I wasn't easy on any of them either. I would see and feel their sadness and then I would turn it around and take it out on my husband. I broke many plates, and nearly every single one of our cups the night after the OB gave us some particularly bad news, and my children witnessed my very sorry display. If I could take back that evening, I would. Instead we bought more cups.
I grew tired of my incarceration and allowed myself the luxury of walking around the house. We scheduled an induction. We lived in silence for a full week. It was the longest it had ever taken me to birth a baby, but nine hours after I went in I had a most uneventful delivery.
I didn't take any joy in it. I took my son to my breast, I fed him, I washed him and swaddled him, but my heart was still with my other children back home. Yes, I had given birth, but now I had to recuperate, and all that resentment and anger doesn't go away overnight. It doesn't go away after a week or two, or maybe ever.
I love my son so much, and he makes my family complete.

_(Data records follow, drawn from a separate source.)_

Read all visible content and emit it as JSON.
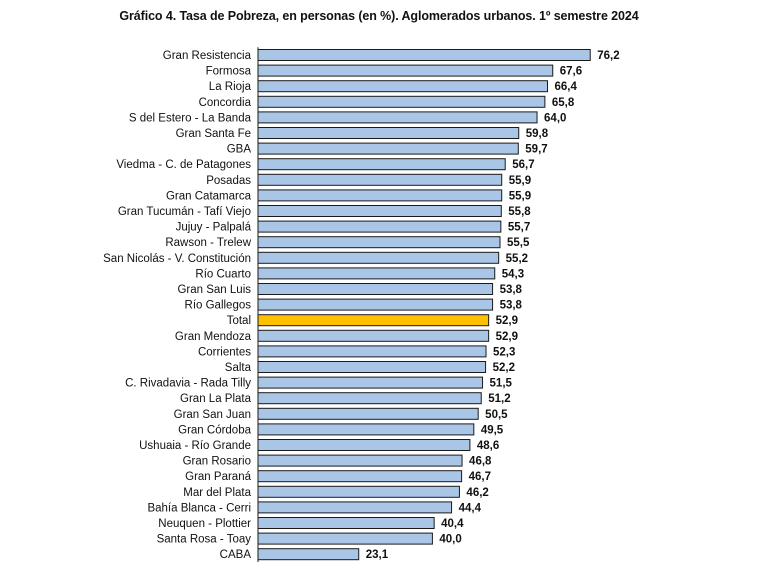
{
  "chart_data": {
    "type": "bar",
    "orientation": "horizontal",
    "title": "Gráfico 4. Tasa de Pobreza, en personas (en %). Aglomerados urbanos. 1º semestre 2024",
    "xlim": [
      0,
      80
    ],
    "grid": false,
    "legend": "none",
    "value_format": "comma-decimal-1",
    "colors": {
      "bar": "#a9c6e6",
      "highlight": "#ffc000",
      "stroke": "#1a1a1a"
    },
    "highlight_category": "Total",
    "categories": [
      "Gran Resistencia",
      "Formosa",
      "La Rioja",
      "Concordia",
      "S del Estero - La Banda",
      "Gran Santa Fe",
      "GBA",
      "Viedma - C. de Patagones",
      "Posadas",
      "Gran Catamarca",
      "Gran Tucumán - Tafí Viejo",
      "Jujuy - Palpalá",
      "Rawson - Trelew",
      "San Nicolás - V. Constitución",
      "Río Cuarto",
      "Gran San Luis",
      "Río Gallegos",
      "Total",
      "Gran Mendoza",
      "Corrientes",
      "Salta",
      "C. Rivadavia - Rada Tilly",
      "Gran La Plata",
      "Gran San Juan",
      "Gran Córdoba",
      "Ushuaia - Río Grande",
      "Gran Rosario",
      "Gran Paraná",
      "Mar del Plata",
      "Bahía Blanca - Cerri",
      "Neuquen - Plottier",
      "Santa Rosa - Toay",
      "CABA"
    ],
    "values": [
      76.2,
      67.6,
      66.4,
      65.8,
      64.0,
      59.8,
      59.7,
      56.7,
      55.9,
      55.9,
      55.8,
      55.7,
      55.5,
      55.2,
      54.3,
      53.8,
      53.8,
      52.9,
      52.9,
      52.3,
      52.2,
      51.5,
      51.2,
      50.5,
      49.5,
      48.6,
      46.8,
      46.7,
      46.2,
      44.4,
      40.4,
      40.0,
      23.1
    ]
  }
}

It shames me that I was such an ugly person to him while he was still unborn. I took great care to eat right, to take care of myself, but it was mostly out of fear of what could happen. I cannot say to him "I loved you even before you were born" because I didn't. He wasn't real to me then, but I can say "I will love you for ever and then some" because I will.
This little bundle of unbridled love is everything I couldn't be, and he has taught me so much, not just on how to be a mother to him, but how I can be a better mother to all my children. He has taught me to love just for love's sake. He has taught my older boys that it is okay to hug and kiss, to giggle and cry, to jump for joy.
I thought I knew everything there was to know about being a woman, a wife, a mother, a human, but it took one little kid to point out the glaring truth. I know very little about any of those things. I am constantly learning and revising what I know, and what he has taught me is only the beginning of things.